Как видим, во всех этих развернутых и «специализированных» записях (а в дневнике Брюсова они чаще всего повествуют о каких-то событиях, важных для истории литературы, которые Брюсов выделял) акцентируется в первую очередь девиантное поведение, становящееся в конечном счете определяющим для общего впечатления о поэте. Характерно, что почти никакие его произведения Брюсов не упоминает, а если и называет, то в каком-либо уничижительном контексте.
Как кажется, это предопределяет и дух мемуарного фрагмента, принадлежащего перу Б. М. Погореловой. Те их фактические элементы, которые поддаются проверке, не выдерживают ее. Едва ли не самый поразительный случай — рассказ Е. А. Бальмонт о пропаже ее мужа в Париже, его поисках и преждевременном рождении дочери. Эпизод этот вполне документирован собственноручными письмами Бальмонта и официальными документами, и суть их в том, что дочка, Н. К. Бальмонт, родилась в Петербурге 25 декабря 1900 г. по старому стилю и, соответственно, 7 января 1901 г. по новому, а в парижскую тюрьму Консьержери Бальмонт попал в ноябре 1902 года.
Конечно, это можно было бы списать на бурную фантазию Е. А. Бальмонт, — но, как кажется, за нею такого не водилось. Наоборот, ее воспоминания носят характер очень осторожный и успокаивающий. Да и другие сообщения Рунт также особенного доверия не вызывают.
Конечно, это вполне может быть отнесено к слабеющей памяти: все-таки воспоминания писались через 30–50 лет после описанных в них событий, после отъезда за границу, после войны и бегства из Братиславы, после дипийских лагерей.

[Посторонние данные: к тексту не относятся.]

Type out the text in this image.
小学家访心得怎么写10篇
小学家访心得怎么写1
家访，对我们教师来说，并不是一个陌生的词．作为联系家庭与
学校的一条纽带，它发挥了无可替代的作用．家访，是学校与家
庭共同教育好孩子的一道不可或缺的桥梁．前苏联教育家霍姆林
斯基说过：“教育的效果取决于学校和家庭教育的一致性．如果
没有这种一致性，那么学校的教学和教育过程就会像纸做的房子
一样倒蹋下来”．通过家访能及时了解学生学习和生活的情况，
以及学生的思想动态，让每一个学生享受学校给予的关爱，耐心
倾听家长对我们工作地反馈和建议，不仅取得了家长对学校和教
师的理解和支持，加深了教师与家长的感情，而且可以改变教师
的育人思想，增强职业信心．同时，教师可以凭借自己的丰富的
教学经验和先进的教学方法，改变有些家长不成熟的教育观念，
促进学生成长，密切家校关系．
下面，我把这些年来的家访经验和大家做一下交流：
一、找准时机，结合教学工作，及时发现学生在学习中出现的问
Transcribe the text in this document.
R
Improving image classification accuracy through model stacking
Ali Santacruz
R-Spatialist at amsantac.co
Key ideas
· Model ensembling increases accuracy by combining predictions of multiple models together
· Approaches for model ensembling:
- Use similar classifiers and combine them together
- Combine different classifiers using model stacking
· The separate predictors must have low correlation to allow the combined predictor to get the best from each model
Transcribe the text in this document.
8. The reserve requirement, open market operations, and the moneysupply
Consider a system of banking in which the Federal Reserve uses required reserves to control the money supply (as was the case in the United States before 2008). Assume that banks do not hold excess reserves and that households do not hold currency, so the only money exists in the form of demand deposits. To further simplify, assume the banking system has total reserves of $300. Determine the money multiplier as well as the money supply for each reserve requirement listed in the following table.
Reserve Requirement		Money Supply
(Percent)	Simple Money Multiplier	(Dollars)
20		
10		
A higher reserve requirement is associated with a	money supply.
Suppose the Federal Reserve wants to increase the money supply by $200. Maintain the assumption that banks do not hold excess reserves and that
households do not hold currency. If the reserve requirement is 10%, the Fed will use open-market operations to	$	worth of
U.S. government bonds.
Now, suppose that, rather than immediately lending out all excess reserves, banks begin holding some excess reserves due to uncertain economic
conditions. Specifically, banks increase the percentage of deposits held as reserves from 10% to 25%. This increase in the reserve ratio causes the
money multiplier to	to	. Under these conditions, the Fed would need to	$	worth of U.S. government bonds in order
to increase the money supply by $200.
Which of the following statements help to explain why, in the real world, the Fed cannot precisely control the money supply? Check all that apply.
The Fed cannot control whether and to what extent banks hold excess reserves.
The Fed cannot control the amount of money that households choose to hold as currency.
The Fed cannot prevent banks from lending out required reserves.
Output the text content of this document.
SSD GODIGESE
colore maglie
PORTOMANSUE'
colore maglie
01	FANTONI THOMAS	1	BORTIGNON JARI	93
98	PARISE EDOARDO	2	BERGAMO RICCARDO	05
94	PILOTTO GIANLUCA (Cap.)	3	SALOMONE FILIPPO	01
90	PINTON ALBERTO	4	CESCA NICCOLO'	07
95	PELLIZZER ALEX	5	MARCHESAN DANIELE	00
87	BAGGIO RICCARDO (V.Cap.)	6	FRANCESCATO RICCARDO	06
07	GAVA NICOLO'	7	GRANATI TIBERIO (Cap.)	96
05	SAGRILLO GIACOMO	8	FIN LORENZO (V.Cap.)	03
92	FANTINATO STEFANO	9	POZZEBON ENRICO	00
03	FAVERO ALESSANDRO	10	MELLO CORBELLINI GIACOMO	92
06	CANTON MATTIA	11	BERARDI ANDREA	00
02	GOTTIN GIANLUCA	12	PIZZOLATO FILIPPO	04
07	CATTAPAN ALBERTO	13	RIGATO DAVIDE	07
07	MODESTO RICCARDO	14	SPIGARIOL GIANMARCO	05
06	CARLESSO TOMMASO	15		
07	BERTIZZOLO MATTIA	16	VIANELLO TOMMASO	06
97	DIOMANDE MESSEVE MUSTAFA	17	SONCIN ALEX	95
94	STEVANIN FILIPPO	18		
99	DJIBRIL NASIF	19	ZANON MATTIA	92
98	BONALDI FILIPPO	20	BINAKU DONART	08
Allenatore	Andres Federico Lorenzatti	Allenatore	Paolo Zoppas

Но даже если мы и примем все это во внимание, то будет очевидно, что автор излагает в них то общее впечатление о поэте, которое сохранилось в памяти под влиянием чрезвычайно распространенного в семье Брюсовых (и не только Иоанны Матвеевны, но и самого поэта) взгляда на Бальмонта как на воплощение известной антиномии, афористически сформулированной Пушкиным («Пока не требует поэта / К священной жертве Аполлон, <…> меж детей ничтожных мира, / Быть может, всех ничтожней он») и преодолеваемой в русском символизме напряжением жизнетворческих усилий. Невыносимый и едва ли не непристойный в своих «безумиях», он — автор стихов, пленяющих новизной и певучестью, неустанный труженик, привлекающий не только «бальмонтисток», но и массового читателя, многочисленных посетителей поэтических вечеров.
Как нам кажется, не только само по себе поведение и реплики Бальмонта, становившиеся известными[382], но и миф о нем, порожденный в литературной среде, в том числе и в доме Брюсовых, в конце концов сформировал литературную репутацию этого незаурядного поэта, нуждающуюся в тщательной корректировке. Мы надеемся, что републикация воспоминаний Б. М. Погореловой послужит этому делу. Они печатаются по тексту «Нового русского слова», значительно более краткому и энергичному (в основном за счет исключения длинных цитат из книги Бальмонта «Где мой дом?», но с воспроизведением (в примечаниях) существенного фрагмента из текста, помещенного в «Русской жизни».